Dry-epitaxial lift-off for high efficiency solar cells

There is a need for lightweight and flexible solar cells and arrays with efficiency > 30% and specific power > 1000 W/kg for commercial and military terrestrial and aerial (UAV) applications and for space missions, that are cost-effective. Inverted metamorphic triple-junction (IMM3J) solar cells achieve the highest efficiencies, but cost > $ 250/W. This high cost is split among the substrate (40%), epitaxial growth (30%) and front side processing including metallization (30%). It is desired to reduce the cost to $ 50/W. This is especially important for space missions exceeding 10 kW, for short-term missions to low earth orbit, and for picosatellites such as cubesats. Epitaxial lift-off (ELO) is used to transfer the epi-layer to a flexible substrate and reuse the Ge or GaAs wafer to grow another epi-layer.

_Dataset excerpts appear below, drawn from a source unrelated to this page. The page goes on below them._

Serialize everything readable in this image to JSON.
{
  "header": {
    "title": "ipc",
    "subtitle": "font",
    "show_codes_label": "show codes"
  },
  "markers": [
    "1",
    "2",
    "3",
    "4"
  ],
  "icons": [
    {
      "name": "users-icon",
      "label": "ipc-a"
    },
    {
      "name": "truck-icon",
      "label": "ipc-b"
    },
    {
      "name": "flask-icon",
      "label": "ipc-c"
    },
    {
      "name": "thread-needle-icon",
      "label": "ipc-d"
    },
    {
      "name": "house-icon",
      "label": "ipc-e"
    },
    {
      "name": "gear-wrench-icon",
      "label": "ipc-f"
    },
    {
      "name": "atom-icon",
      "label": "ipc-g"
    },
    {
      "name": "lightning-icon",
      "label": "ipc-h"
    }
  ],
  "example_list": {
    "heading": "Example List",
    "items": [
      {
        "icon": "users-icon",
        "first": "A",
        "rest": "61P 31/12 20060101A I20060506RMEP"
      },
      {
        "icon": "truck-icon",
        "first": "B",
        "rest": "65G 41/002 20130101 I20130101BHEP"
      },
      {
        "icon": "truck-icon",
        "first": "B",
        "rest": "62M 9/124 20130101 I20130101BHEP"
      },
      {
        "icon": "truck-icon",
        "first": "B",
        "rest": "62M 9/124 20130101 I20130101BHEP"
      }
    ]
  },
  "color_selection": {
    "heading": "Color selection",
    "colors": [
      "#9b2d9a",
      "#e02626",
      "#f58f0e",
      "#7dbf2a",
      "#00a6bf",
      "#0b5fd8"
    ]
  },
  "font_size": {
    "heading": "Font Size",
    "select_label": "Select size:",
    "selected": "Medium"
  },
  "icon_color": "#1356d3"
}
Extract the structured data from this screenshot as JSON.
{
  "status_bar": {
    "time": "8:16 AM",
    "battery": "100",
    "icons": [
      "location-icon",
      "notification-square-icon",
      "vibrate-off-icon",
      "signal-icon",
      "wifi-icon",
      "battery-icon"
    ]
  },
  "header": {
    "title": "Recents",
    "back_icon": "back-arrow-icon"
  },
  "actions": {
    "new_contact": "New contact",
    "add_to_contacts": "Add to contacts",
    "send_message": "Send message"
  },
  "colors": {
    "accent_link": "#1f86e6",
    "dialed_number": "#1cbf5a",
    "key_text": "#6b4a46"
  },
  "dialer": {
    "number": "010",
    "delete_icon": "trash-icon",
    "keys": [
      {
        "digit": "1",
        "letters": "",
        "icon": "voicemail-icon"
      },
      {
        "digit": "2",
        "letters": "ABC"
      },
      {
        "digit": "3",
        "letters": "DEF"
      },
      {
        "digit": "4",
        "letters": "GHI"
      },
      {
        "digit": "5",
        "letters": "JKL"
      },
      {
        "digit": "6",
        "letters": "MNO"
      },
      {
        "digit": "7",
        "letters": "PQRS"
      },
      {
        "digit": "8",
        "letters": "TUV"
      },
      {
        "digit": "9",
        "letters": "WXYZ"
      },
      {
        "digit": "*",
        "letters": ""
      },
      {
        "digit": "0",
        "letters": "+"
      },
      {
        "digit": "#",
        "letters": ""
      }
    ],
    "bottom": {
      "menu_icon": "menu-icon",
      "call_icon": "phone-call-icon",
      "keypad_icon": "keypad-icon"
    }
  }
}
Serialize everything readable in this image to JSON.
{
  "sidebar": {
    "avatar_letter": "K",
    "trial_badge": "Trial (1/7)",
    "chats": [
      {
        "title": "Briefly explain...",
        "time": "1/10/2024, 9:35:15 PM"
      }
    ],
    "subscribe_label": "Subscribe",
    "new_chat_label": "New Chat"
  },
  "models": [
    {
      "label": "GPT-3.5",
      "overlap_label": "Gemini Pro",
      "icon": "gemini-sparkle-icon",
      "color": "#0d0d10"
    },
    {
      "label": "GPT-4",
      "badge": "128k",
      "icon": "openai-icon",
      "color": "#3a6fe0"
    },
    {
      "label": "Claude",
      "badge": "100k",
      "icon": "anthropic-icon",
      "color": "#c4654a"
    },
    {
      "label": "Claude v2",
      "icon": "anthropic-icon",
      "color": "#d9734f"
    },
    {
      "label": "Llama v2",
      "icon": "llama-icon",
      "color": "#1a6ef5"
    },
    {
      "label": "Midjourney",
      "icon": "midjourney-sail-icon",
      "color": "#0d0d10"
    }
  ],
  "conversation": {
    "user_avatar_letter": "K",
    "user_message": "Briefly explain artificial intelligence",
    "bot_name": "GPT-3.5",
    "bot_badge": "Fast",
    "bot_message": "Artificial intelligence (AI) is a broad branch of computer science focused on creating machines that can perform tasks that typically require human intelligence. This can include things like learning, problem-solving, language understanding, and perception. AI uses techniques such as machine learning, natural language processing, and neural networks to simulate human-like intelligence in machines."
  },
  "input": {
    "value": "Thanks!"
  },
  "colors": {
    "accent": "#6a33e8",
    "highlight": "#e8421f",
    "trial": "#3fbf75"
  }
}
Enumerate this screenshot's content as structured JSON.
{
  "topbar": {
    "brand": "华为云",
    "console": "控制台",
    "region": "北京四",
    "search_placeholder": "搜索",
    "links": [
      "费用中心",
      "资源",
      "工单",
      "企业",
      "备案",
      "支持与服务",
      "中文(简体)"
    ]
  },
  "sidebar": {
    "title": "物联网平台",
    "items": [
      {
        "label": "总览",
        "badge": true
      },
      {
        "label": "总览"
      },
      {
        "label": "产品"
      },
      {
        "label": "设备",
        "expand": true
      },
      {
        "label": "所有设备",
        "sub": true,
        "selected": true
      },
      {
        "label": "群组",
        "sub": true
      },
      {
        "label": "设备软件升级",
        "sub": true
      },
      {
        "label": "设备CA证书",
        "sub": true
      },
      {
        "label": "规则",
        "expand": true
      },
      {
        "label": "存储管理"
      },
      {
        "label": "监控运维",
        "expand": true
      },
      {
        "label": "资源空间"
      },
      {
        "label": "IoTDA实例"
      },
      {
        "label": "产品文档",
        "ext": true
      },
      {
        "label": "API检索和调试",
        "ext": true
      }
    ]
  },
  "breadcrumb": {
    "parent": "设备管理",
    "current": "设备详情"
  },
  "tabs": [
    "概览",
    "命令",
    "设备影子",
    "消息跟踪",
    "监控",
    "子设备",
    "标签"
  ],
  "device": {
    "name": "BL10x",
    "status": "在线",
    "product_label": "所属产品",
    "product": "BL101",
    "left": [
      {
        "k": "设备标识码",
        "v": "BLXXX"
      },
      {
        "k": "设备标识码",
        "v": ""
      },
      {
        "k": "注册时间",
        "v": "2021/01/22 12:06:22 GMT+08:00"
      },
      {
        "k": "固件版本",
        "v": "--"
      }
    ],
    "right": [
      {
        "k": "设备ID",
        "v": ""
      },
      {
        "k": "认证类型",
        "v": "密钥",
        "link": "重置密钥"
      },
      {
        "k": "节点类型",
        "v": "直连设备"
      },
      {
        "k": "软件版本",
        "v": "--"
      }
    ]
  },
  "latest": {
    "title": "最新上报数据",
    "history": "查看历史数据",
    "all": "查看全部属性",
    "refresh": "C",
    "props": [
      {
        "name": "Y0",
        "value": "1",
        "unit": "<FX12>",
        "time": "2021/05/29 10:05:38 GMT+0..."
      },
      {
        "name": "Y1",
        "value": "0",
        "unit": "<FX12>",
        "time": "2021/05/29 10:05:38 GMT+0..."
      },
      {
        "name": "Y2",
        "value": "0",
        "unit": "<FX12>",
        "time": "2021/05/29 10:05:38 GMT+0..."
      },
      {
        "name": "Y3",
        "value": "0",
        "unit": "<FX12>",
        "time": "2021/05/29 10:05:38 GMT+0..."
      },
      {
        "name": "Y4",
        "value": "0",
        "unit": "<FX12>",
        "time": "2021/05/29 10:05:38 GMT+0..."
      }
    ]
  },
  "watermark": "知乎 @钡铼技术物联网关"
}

A dry epitaxial lift-off (DELO) process is presented by driving a controlled crack at the epi/wafer interface and transferring wafer scale to a polyimide substrate permanent carrier of the fragile solar cell, thus eliminating the need for detaching the substrate. The crack is driven purely by the thermal stresses due to the mismatch in CTE between GaAs and polyimide without the necessity for any external mechanical force or tool to aid crack propagation. This process yields single atomic plane cleavage which reduces the need for post lift-off polishing, and allows multiple reuses of the substrate up to 10 times. This allows the use of automated roll-to-roll processing. This combined with cheaper metallization using aerosol jet 3D printing and additive manufacturing techniques allows reducing the cost down to $ 50/W. This will open up terrestrial applications of III-V solar cells.